古くからの中小企業では中退共を利用している企業をよく見ますが、いわゆるベンチャー企業では、あまりなじみがなく、導入している企業は少ないかもしれません
ベンチャー企業における退職金の相場
ベンチャー企業における退職金の相場について、大規模な調査や統計結果を探すことは難しいです。その理由としては、①そもそもベンチャー企業に退職金制度がない場合が多い②ベンチャー企業が退職金制度を活用するまで存続していない③ベンチャー企業は事業に忙しく、官公庁や民間調査機関等の調査アンケートに回答しない場合が多く、データが集まらない、などの理由と想定されます。
その中で、ベンチャーを含む中小企業の統計データとしては、各都道府県の産業労働局の調査結果が参考になります。
東京都では、従業員が10人~300人未満の都内中小企業のみ対象とした賃金、退職金等についての調査を毎年実施しており、ベンチャー企業のベンチマークとしても価値がある調査といえます。

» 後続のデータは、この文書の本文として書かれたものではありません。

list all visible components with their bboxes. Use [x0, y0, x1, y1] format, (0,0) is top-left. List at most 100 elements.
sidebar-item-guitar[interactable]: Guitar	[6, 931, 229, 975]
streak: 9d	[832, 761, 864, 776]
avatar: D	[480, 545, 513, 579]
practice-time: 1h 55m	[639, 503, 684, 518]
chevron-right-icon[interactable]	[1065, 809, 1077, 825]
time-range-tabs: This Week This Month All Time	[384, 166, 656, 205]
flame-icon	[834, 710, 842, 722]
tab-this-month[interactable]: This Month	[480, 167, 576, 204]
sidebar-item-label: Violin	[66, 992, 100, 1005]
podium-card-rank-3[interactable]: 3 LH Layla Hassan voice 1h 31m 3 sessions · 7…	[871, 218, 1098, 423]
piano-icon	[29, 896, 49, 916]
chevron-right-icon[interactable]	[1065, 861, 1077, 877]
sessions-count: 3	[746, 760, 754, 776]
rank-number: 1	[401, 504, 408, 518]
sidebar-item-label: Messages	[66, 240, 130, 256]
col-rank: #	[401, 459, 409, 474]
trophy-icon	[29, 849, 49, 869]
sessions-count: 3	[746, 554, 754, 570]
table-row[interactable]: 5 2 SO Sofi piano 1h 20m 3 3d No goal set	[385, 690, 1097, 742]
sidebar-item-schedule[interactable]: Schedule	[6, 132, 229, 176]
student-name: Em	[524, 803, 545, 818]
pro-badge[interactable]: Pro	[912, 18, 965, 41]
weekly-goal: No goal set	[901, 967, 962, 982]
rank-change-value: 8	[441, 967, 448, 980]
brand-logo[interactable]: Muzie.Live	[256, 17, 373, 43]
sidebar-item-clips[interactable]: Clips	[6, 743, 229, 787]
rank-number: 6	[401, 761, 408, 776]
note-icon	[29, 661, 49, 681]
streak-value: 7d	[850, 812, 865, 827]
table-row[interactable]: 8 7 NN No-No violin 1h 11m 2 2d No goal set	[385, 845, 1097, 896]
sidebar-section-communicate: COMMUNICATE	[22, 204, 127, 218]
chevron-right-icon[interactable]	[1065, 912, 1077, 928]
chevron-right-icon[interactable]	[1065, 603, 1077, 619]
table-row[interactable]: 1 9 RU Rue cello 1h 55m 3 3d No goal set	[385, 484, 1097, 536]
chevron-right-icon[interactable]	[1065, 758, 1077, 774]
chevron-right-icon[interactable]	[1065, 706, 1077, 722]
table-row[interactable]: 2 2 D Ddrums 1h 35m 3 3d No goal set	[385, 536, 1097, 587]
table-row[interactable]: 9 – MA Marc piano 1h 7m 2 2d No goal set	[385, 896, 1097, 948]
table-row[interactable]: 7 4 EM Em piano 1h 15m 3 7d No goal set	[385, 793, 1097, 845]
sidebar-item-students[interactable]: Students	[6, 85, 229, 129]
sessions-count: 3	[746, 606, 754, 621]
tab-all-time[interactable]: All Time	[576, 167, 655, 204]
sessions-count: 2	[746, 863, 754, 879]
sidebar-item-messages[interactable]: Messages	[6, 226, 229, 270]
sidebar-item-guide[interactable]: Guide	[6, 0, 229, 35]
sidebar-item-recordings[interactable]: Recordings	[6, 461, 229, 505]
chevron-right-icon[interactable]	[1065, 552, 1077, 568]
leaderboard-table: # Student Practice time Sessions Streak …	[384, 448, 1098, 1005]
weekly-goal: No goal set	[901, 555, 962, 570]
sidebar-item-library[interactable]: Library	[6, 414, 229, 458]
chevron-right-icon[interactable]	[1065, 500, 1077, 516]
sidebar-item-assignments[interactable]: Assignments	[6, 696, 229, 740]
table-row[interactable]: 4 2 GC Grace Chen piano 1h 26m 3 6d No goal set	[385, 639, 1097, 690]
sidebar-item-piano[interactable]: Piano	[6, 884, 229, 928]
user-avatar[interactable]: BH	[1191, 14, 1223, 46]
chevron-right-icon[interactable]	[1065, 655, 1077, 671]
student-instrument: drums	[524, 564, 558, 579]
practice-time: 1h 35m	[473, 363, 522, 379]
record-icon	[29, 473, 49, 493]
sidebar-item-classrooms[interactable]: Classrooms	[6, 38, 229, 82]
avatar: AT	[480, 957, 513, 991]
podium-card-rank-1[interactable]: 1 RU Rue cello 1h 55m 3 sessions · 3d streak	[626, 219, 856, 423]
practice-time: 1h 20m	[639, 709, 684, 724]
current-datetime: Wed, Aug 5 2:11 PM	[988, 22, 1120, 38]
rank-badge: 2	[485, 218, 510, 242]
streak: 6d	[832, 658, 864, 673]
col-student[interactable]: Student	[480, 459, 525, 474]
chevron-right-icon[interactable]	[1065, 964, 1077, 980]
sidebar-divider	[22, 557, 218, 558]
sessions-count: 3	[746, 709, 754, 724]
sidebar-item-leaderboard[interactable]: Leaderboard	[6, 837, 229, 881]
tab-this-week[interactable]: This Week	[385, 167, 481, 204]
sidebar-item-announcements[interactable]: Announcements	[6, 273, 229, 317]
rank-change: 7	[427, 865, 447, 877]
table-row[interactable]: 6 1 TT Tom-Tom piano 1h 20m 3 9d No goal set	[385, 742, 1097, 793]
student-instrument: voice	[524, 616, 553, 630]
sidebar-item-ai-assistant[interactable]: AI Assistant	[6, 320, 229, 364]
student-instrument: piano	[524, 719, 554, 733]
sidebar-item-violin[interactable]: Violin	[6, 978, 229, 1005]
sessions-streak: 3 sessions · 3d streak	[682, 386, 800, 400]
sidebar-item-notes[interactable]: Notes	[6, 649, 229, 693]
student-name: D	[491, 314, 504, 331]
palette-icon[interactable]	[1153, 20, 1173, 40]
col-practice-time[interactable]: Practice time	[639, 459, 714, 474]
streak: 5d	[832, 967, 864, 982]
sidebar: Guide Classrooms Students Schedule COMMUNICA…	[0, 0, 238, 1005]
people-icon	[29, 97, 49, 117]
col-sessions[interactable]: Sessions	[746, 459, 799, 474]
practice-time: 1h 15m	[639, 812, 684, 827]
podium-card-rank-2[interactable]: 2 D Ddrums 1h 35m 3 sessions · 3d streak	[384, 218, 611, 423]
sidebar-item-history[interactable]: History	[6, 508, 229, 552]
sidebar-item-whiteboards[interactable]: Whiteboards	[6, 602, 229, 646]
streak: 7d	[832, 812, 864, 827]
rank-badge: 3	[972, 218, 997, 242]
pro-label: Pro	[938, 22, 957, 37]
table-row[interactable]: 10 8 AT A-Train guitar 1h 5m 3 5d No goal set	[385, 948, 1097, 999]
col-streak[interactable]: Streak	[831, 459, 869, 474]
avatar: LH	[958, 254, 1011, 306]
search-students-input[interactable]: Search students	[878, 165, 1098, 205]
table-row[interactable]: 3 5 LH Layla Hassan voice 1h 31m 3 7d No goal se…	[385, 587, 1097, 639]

みなさんも自らが働こうとする地域の産業労働局の調査結果を参考にしてみてください。
参考URL:東京都産業労働局「中小企業の賃金・退職金事情(平成26年度版)」
出典:www.sangyo-rodo.metro.tokyo.jp
平成26年度調査によれば、退職金制度の有無について「制度あり」と回答した企業が78.9%、「制度なし」と回答した企業が20.0%となります。中小企業であっても、退職金制度なし、というのは少数派であることがわかります。
また、モデル退職金(卒業後すぐに入社し、普通の能力と成績で勤務した場合の退職金水準)をみると、定年時の支給金額は、高校卒が12,191 千円、高専・短大卒が12,345 千円、大学卒が13,839 千円となっています。
ベンチャー企業で退職金制度がある場合は、上記の金額を念頭において、またストックオプションの額なども考慮して、退職金が妥当かどうか判断してください。
退職金制度がないからと言って「福利厚生が悪い」ではない
いかがだったでしょうか?
ベンチャー企業における退職金制度の調査はまだまだ未開拓の分野ではありますが、本稿がベンチャー企業で働こうとするみなさんに役に立てば幸いです。